Some differentiators Craig suggested plan sponsors look for in service providers include a commitment to innovation, investment back into the recordkeeping business, the ability to address different situations to create results and a caring firm culture. He said plan sponsors should ask: “Are you taking care of customers, but do you also take care of your employees?”

Itzoe said asking the right questions in an RFP is only half the battle. “Sponsors have to know how to interpret answers as they are reading through RFPs or hosting finals presentations,” he said. He encouraged plan sponsors to be open about what challenges they are having, and he said he would love to see the RFP or final presentations experience be case study-driven. “Tell providers, ‘Here is a problem we are having’ and ask potential service providers what they would do about it or how they have addressed that problem with a previous client,” Itzoe explained. “The response not only shows providers’ experience but how they relate and communicate with clients.”

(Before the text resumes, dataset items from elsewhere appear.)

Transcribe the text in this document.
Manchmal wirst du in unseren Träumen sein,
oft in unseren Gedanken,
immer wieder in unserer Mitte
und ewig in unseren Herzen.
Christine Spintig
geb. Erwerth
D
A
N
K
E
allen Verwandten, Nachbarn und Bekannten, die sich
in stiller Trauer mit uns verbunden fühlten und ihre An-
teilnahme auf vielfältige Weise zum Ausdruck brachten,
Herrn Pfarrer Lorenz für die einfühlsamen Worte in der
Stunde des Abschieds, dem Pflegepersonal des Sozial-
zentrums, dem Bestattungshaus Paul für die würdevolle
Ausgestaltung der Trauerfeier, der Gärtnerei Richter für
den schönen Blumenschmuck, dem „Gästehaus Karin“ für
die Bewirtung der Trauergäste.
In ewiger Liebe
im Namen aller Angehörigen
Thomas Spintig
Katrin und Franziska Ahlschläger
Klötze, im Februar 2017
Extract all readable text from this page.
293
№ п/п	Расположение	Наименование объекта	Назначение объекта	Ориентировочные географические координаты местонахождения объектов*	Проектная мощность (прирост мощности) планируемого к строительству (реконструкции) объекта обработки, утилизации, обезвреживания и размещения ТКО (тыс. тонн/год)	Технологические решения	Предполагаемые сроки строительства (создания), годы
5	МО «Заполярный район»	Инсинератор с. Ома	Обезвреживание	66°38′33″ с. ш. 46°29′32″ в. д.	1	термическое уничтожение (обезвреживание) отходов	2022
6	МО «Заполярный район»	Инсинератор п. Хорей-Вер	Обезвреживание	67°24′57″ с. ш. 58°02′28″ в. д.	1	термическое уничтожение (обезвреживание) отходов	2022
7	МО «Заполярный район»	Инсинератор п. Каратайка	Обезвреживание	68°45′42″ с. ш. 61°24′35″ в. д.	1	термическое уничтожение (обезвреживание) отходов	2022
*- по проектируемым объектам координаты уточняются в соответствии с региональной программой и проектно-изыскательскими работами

For those that want to do an RFP but are worried about adding to the disruption participants are already going through, Itzoe reminded plan sponsors that their fiduciary duty is to do what’s best for participants, and that may cause some disruption. “So if a change in provider will result in a better outcome for participants, do it,” he said. “COVID has shown us that people are resilient. Just be honest with them about the reason for the change. Sponsors need to have the courage to make decisions they know are going to drive better outcomes.”

That said, Itzoe suggested that before issuing an RFP, plan sponsors should figure out if their problem with service providers is just a communication issue. “Have an honest, open dialogue with your providers, and you might find things will get better,” he told conference attendees.